I was playtesting Kaduria and suddenly it crashed. It's so rare these days that I wanted to report it here. It happened during a call to strlen function:


I think it might have been in the call stack directly, but I don't even need it to find this bug, because strlen is used only six times in the source code and two times in message routines (other four are debug functions) so it in the message class, possibly quite easy to find.

Monday 19 November 2012

More is more

And bigger is better. Noticed by an accident that big fonts are cool. The XP computer @ job couldn't anti-alias small fonts so I had to try with size 16 or bigger. Actually I like the way you can see only small fraction of the source code compared to small fonts. It's somehow better.


This setting has Monofur 18pt font. Couple of other monospace fonts also look great in bigger size. I think it's easier to read code when there is less information on screen at a time.

Even with 18pt font the editor character size is 97x26 which is amazingly close to old school 80x25 characters of a console or EGA screen.

Saturday 10 November 2012

Stylish

There is now a style for walls etc. for each builders that went to Kaduria and constructed their own parts of the dungeon. Then I realized I also need some kind of style for each main or basic level theme, starting from the type of bedrock for a level and anything that can be stored into the main theme. Main theme will take away some data from the actual level theme, but as I said earlier it will introduce another class to maintain. However I think breaking data into smaller, possibly more manageable pieces is better in a complex roguelike.

Meanwhile I think I'm over some kind of depressing feeling which disallowed me to program Kaduria efficiently. When I think the reasons to do this in the first place they are still there.

Sunday 4 November 2012

Data-over-driven

There is a lot of data-driven stuff in Kaduria. However even such a good idea can be ruined with poor design. I wouldn't call it a failure in this case, but there is data that doesn't have a clear structure. Recently I got an idea to create styles for terrain tiles so each type of wall could be a part of some style (dwarven, ancient, elven, etc.). The style is a great target for a data-driven type, because then you could retrieve all sorts of objects that mostly belong to that style.
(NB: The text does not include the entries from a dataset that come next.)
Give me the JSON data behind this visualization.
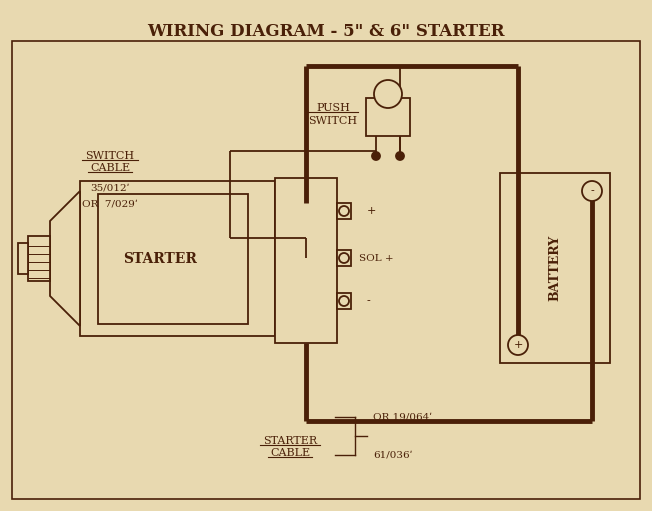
{
  "bg_color": "#e8d9b0",
  "line_color": "#4a2008",
  "text_color": "#4a2008",
  "title": "WIRING DIAGRAM - 5\" & 6\" STARTER",
  "title_fontsize": 12,
  "label_fontsize": 8,
  "small_fontsize": 7.5,
  "starter_cable_label_line1": "STARTER",
  "starter_cable_label_line2": "CABLE",
  "starter_cable_spec1": "61/036ʹ",
  "starter_cable_spec2": "OR 19/064ʹ",
  "switch_cable_label_line1": "SWITCH",
  "switch_cable_label_line2": "CABLE",
  "switch_cable_spec1": "35/012ʹ",
  "switch_cable_spec2": "OR  7/029ʹ",
  "starter_label": "STARTER",
  "battery_label": "BATTERY",
  "push_switch_label_line1": "PUSH",
  "push_switch_label_line2": "SWITCH",
  "sol_label": "SOL +",
  "minus_label": "-",
  "plus_label": "+",
  "bat_minus_label": "-",
  "bat_plus_label": "+"
}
The problem is that style class would override other data already set up for level themes. It's a layer of data on top of existing data. Another problem is to determine how much and where each class or system is used. The style can't be same as level theme, in fact there could be several styles in one level.

I've had similar problems with main type of object data classes. It reduces the amount of data, but then you have two classes to maintain, with kind of dialog between classes that can be difficult to create.

I think styles is something that is required after all, which is yet another example of undefined design that should have been there.